И-го-го

             И – ГО – ГО !

Модест Иванович Подрезкрыло проснулся в 6 часов по обыкновению, но с очень неприятным привкусом железа на языке. Ругнув мысленно дантиста, он хотел было потрогать прокуренным  пальцем намедне вставленный зуб, как вдруг ощутил, что всё пространство рта заполняет некий округлый предмет!..
В ужасе он кинулся к зеркалу, оскалися и поразился необыкновенно...
Головаа Модеста была покрыта клёпанной серебрянными бляхами уздечкой, а в прорехах жевательного аппарата сверкали удила с витыми кольцами по бокам. Они поджимали его пухлые щёки, придавая лицу вполне лошадинный вид. Модест Иванович захохотал, пал снова на кровать, начал неистово скакать по ней, а когда утомился, уставился в жёлтое пятнышко на потолке и победоносно заржал.
Очевидно эти трели заставляли вибрировать его ординарный мозг, порождая мысли оригинальные и даже авангардные. Например, ему тут же представилось, как он войдёт нынче в кабинет «Секиры» и протрубит хаму-начальнику не подобострастное и всегдашное: «З-здрасти! – а революционное - И-го-го!» И пусть попробует достойно возразить бывшему подчинённому. Да-с! Ибо с этого дня, только он сам, Модест Иванович, станет тянуть себя за узду в ту сторону, коя ему пожелается!

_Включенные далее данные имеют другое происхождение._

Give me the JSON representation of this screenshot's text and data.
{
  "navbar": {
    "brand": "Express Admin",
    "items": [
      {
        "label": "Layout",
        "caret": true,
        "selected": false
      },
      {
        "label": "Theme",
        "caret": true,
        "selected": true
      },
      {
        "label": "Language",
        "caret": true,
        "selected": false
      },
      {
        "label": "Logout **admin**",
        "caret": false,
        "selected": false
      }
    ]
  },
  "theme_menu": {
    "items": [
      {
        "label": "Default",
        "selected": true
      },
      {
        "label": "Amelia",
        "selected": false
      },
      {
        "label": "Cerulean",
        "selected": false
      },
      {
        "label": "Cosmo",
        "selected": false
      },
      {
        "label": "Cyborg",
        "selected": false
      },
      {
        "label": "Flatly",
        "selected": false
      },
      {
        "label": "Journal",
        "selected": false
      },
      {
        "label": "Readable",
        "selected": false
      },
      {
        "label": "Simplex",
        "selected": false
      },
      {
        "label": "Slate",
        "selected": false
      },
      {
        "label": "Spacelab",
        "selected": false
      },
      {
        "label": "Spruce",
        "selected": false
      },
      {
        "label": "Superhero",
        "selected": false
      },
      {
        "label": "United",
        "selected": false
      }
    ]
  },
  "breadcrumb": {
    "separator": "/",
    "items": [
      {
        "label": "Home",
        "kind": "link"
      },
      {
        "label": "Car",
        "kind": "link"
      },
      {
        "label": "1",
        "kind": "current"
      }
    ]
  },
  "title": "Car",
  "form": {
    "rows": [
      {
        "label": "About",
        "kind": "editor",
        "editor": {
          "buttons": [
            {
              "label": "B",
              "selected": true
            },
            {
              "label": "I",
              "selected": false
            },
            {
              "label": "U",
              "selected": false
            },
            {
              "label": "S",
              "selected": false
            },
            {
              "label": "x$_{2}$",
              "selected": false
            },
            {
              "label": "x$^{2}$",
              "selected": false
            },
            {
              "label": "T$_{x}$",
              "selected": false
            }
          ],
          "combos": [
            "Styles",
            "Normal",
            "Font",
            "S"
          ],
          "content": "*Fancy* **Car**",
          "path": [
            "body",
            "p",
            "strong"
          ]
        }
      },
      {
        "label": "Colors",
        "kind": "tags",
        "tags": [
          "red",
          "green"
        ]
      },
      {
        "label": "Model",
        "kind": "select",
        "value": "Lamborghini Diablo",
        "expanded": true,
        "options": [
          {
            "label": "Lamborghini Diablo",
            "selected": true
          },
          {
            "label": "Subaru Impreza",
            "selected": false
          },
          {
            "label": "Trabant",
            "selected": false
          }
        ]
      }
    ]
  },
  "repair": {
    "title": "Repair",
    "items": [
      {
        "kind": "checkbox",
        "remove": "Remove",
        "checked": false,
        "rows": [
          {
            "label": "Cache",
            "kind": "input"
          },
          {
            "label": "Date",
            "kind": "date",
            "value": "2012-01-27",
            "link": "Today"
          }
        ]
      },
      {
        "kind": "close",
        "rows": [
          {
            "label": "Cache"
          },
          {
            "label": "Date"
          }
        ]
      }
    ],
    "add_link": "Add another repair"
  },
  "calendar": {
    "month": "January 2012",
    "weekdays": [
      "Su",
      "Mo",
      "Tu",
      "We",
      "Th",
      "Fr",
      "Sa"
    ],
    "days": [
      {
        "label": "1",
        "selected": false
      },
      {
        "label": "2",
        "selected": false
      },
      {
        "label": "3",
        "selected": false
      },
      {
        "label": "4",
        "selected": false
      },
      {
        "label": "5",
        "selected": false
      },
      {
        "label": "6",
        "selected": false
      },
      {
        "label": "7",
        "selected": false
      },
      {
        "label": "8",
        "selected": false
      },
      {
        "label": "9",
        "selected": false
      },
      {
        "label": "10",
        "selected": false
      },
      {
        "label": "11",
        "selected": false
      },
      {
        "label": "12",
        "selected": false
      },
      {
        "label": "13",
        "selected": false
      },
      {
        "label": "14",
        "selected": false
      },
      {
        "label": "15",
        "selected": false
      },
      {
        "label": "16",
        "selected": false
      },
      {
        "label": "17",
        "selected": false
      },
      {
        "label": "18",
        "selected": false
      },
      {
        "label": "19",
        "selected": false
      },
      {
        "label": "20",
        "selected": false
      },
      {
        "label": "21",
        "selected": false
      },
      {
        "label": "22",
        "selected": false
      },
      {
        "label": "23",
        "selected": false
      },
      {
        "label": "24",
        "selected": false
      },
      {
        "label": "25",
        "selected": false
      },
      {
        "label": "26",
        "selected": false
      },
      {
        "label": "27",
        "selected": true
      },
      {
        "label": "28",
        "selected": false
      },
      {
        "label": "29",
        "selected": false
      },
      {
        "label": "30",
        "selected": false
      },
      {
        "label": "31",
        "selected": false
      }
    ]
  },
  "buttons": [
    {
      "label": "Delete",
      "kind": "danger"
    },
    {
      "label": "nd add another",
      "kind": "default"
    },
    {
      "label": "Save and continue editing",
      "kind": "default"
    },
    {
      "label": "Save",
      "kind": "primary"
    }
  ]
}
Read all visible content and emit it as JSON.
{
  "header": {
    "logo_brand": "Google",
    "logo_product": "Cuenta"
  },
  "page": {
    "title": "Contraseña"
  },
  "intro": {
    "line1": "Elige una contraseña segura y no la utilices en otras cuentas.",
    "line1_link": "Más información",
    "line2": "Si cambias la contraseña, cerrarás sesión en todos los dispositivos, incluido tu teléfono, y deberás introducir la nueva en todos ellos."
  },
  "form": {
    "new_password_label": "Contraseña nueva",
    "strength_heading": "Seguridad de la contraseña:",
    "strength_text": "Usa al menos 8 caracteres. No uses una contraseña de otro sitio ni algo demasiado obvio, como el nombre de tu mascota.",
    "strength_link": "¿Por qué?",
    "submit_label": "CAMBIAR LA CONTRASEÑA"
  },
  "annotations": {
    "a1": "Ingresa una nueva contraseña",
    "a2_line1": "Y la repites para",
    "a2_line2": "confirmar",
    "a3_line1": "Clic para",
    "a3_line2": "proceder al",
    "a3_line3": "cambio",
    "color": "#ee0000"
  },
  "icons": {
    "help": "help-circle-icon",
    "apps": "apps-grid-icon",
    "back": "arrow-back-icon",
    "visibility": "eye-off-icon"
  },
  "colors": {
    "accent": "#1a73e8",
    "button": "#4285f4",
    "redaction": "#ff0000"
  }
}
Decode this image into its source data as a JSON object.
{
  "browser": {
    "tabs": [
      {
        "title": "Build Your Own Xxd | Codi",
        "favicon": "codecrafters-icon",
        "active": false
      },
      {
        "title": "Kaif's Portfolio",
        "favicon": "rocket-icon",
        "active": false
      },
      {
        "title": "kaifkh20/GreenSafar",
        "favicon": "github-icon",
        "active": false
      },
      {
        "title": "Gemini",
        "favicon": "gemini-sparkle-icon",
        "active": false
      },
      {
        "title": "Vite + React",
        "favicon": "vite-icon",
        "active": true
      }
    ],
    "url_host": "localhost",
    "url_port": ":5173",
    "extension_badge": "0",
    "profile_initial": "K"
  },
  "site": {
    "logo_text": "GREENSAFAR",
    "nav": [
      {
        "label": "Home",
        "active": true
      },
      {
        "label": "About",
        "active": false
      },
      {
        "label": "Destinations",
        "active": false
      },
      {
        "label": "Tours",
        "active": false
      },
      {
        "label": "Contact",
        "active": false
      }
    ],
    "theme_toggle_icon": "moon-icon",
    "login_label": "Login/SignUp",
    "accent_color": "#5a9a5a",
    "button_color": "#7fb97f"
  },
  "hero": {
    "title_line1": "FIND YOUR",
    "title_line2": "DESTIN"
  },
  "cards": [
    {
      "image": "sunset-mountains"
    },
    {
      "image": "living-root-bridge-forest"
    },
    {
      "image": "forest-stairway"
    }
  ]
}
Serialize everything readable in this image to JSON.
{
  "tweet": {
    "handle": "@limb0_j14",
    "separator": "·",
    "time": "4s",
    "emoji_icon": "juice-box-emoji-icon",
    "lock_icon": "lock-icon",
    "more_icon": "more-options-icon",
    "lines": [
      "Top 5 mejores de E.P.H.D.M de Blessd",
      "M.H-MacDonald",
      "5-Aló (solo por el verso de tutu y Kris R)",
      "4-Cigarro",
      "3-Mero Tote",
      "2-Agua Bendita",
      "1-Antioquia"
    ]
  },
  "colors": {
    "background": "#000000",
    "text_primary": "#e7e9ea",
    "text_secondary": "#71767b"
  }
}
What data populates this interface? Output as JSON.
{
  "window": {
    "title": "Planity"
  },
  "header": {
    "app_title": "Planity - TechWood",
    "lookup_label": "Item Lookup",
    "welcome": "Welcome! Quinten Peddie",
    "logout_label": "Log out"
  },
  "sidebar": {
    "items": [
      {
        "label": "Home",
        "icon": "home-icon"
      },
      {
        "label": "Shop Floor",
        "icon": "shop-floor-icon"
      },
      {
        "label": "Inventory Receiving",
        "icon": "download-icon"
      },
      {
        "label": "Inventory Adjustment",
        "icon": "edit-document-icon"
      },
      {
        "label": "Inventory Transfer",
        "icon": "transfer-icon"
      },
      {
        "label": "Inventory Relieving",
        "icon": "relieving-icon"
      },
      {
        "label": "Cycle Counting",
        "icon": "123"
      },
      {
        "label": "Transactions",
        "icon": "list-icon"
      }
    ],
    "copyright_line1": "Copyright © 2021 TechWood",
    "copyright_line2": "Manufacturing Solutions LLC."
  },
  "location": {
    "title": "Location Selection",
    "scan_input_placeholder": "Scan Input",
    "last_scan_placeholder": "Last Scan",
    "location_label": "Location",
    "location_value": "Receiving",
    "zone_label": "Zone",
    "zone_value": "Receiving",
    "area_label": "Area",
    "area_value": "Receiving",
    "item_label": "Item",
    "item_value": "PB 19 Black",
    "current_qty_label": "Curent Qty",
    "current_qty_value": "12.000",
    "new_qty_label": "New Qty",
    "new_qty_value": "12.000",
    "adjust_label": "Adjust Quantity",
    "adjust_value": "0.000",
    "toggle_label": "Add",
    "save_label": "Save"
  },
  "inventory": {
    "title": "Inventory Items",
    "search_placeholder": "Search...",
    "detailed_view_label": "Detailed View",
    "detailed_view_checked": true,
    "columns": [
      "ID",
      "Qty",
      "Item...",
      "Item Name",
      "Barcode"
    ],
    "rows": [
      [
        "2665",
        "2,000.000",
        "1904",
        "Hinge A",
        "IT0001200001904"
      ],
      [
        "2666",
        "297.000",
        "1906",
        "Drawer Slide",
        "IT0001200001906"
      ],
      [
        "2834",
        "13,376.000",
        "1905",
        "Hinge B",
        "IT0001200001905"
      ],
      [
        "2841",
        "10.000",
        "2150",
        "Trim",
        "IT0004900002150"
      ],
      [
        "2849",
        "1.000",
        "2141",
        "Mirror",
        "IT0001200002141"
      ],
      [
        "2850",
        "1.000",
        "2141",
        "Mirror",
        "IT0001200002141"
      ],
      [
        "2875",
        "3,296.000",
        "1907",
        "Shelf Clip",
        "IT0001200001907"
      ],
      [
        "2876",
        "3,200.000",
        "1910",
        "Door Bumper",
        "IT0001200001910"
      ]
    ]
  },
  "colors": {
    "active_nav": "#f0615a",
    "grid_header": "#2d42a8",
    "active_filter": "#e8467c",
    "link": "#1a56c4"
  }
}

Конечно не избежать глупейших вопросов сотрудников: «Откуда этот новый иммедж, яркий личностный подход к жизни и т.п. - на всё это он ответит просто: - «Слепцы!» А вот ежели вместо болтовни осознать, как он, Модест Иванович Подрезкрыло осознал, что ехать на человеке верхом до пенсиии и убеждать, что он  есть Че-ло-век, преступно и самим обзавестить уздой то…
Он пожевал грызло, плюнул в пятнышко потолка, не попал и взгрустнул.   
Нет, тут что-то не то! Ведь может запросто возникнуть подлое предложение какого-нибудь умника: «А почему бы вам не скинуть эту амуницию вместе с удилами?» И надо отвечать…
Модест Иванович пробежал кончиками пальцев по приятно пахнущей кожей уздечке…
«Иго-го! - Нечего и задумываться, так как с тебой тут же начнут обращаться нагло, то есть - опознавательные знаки человеку нужны! Лошади – существа благородныхе и их не спутать с баранами! Вот почему он не скинет узду!»
На этом новые, а значит пока ещё тонкие мысли Модеста оборвались, но зато молнией сверкнула главная – нечего лежать в кровати и рассуждать - личностям свойственны только решительные поступки!
Он вскочил, набросил поверх пижамы плащ и вышел вон.
                ***
Нежный город Утинос казалось ждал его появления. Поэт и дворник Ваня восхищённо зааплодировал, дурень-спортсмен из соседнего дома замер от зависти в верхней точке, исполняя на турнике «солнышко», а злобная бабушка Штымс иноземка и интриганка, неожиданно сунула ему в руку рубль! «И-го-го!» – громко ответил Модест Иванович, ясно давая понять, что их-то он не тронет в свой Судный день.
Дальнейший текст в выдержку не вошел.